Sayangnya, kerja mulia mereka bagai bertepuk sebelah tangan. Ada banyak kendala saat melakukan kegiatan, namun tidak satupun pihak yang sudi mendengarkan keluhan mereka.
Fadil menuturkan, tempat penangkaran yang dibuat sangat sederhana sesuai kemampuan mereka. Memanfaatkan bambu dan kayu seadanya. Namun dari kesederhanaan itu, mereka telah berhasil melepasliarkan sebanyak 629 tukik penyu ke laut.
“Ini sebuah pencapaian yang besar tentunya. Jika dibandingkan dengan kondisi sebelumnya masyarakat dengan bebas mengambil dan mengkonsumsi telur penyu. Bahkan memperjualbelikan di pasar Lembor. Namun sejak kelompok ini dibentuk telur-telur penyu terselesaikan dan aksi pencurian mulai berkurang,” kata Fadil Mubarag, salah seorang tokoh muda yang kerap mendampingi kegiatan Pokmaswas di Nisar.
Menurut Fadil, Pokmaswas di Desa Nanga Bere memiliki mimpi besar membangun tempat penangkaran yang permanen untuk keamanan dan kenyamanan telur-telur penyu. Mimpi itu sulit terwujud karena terkendaka biaya.
Untuk operasional mereka saja sangat minim. Mereka kadang minta bantuan kepada berbagai pihak untuk operasional. Tetapi itu sampai kapan? Menurut Fadil, pihak Balai sangat tidak profesional. Mereka telah membentuk Pokmaswas tetapi kerja keras mereka selama ini tidak diperhitungkan. Pihak Balai malah lepas tangan.
“Bahkan masyarakat setempat pernah menghibahkan tanah setengah hektar untuk pembangunan pos jaga Balai di Desa Nanga Bere. Tetapi sampai saat ini belum ada tindak lanjutnya. Padahal itu tanah atas permintaan pihak Balai di Kupang,” pungkasnya.
Terhadap kendala tersebut, Ketua Pokmawas Desa Nanga Bere berharap kegiatan mereka menjadi perhatian dari semua pihak untuk bekerjasama.

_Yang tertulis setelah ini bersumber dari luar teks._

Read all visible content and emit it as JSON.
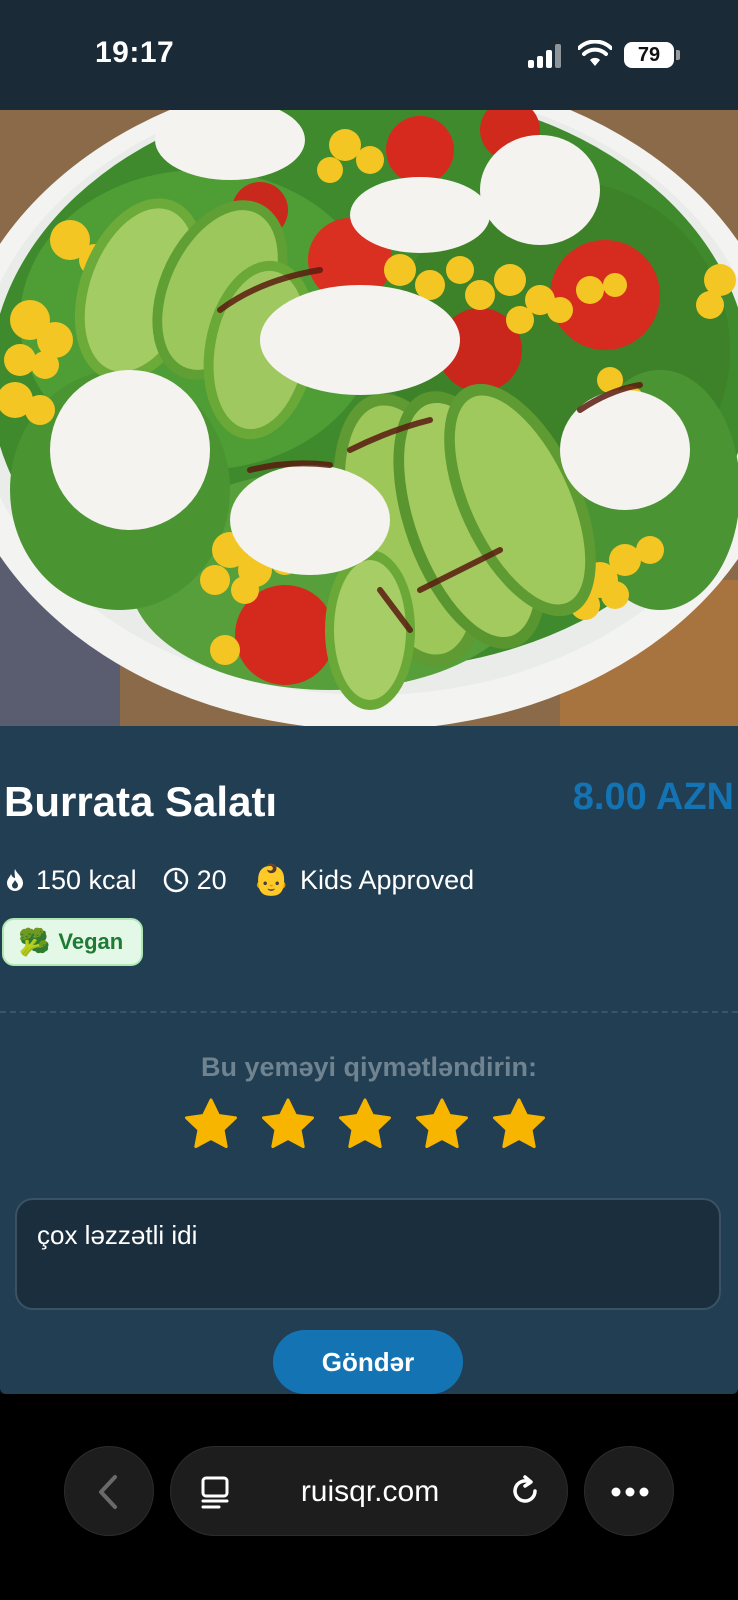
{
  "status_bar": {
    "time": "19:17",
    "battery": "79"
  },
  "hero": {
    "icon": "salad-photo"
  },
  "dish": {
    "name": "Burrata Salatı",
    "price": "8.00 AZN",
    "calories": "150 kcal",
    "time": "20",
    "kids_label": "Kids Approved",
    "kids_emoji": "👶",
    "badge_label": "Vegan",
    "badge_emoji": "🥦"
  },
  "rating": {
    "label": "Bu yeməyi qiymətləndirin:",
    "stars_total": 5,
    "stars_selected": 5,
    "star_color": "#f7b500"
  },
  "comment": {
    "value": "çox ləzzətli idi"
  },
  "submit": {
    "label": "Göndər"
  },
  "browser": {
    "url": "ruisqr.com"
  },
  "colors": {
    "card": "#223e52",
    "price": "#1473b3",
    "button": "#1474b3",
    "badge_bg": "#e3f8e6",
    "badge_text": "#1f7a34"
  }
}
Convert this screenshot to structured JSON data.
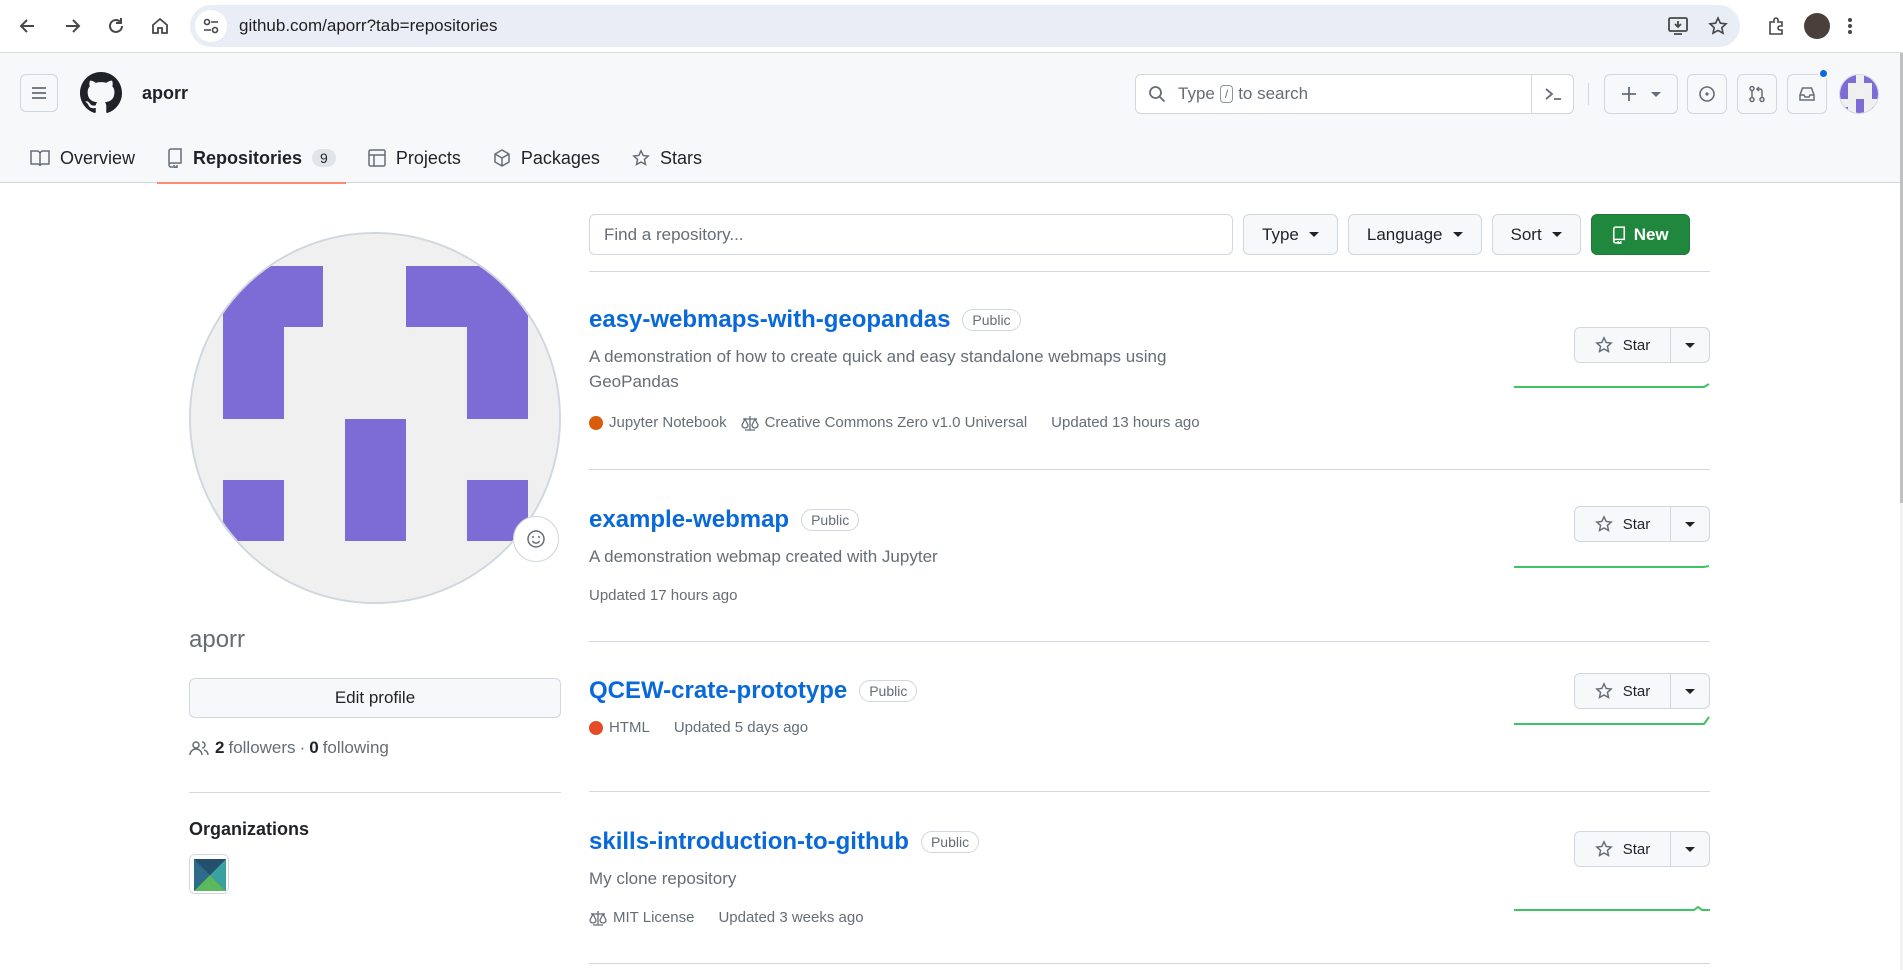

Bergerak bersama demi kemaslahatan bersama di masa yang akan datang.
“Saya berharap, apabila ada pihak yang menemukan pendaratan penyu bisa menghubungi saya atau anggota tim Pokmawas. Kami minta agar telur penyu jangan diambil untuk dikonsumsi,” pinta Abdul Karim.
Kalau mau jujur. Pegiat konservasi yang bekerja secara sukarela jarang ditemukan seperti pegiat konservasi alam (Pokmaswas) di Desa Nanga Bere itu.
Sebaliknya, pegiat konservasi yang diinisiasi pemerintah atau LSM banyak kita temukan. Mereka bergerak atas inisiasi sendiri tanpa dukungan atau perhatian LSM dan pemerintah.
Sejauh ini, kata Abdul Karim, gerakan konservasi penyu yang mereka lakukan belum mendapatkan perhatian dan dukungan dari pemerintah atau instansi terkait.
“Kami mengharapkan dukungan dan perhatian pemerintah dalam gerakan ini seperti peningkatan SDM dan bantuan peralatan untuk operasional,” harapnya.
Sekilas tentang TNP Laut Sawu
Dikutip dari kkp.go.id, laut Sawu memanjang dari barat ke timur sepanjang 600 km dan dari utara ke selatan sepanjang 250 k. Perairan Laut Sawu bagi pembangunan di Provinsi NTT bermakna strategis, karena hampir sebagian besar Kabupaten/ Kota di NTT sangat tergantung kepada Laut Sawu. Lebih dari 65% potensi lestari sumber daya ikan di provinsi ini disumbang oleh Laut Sawu.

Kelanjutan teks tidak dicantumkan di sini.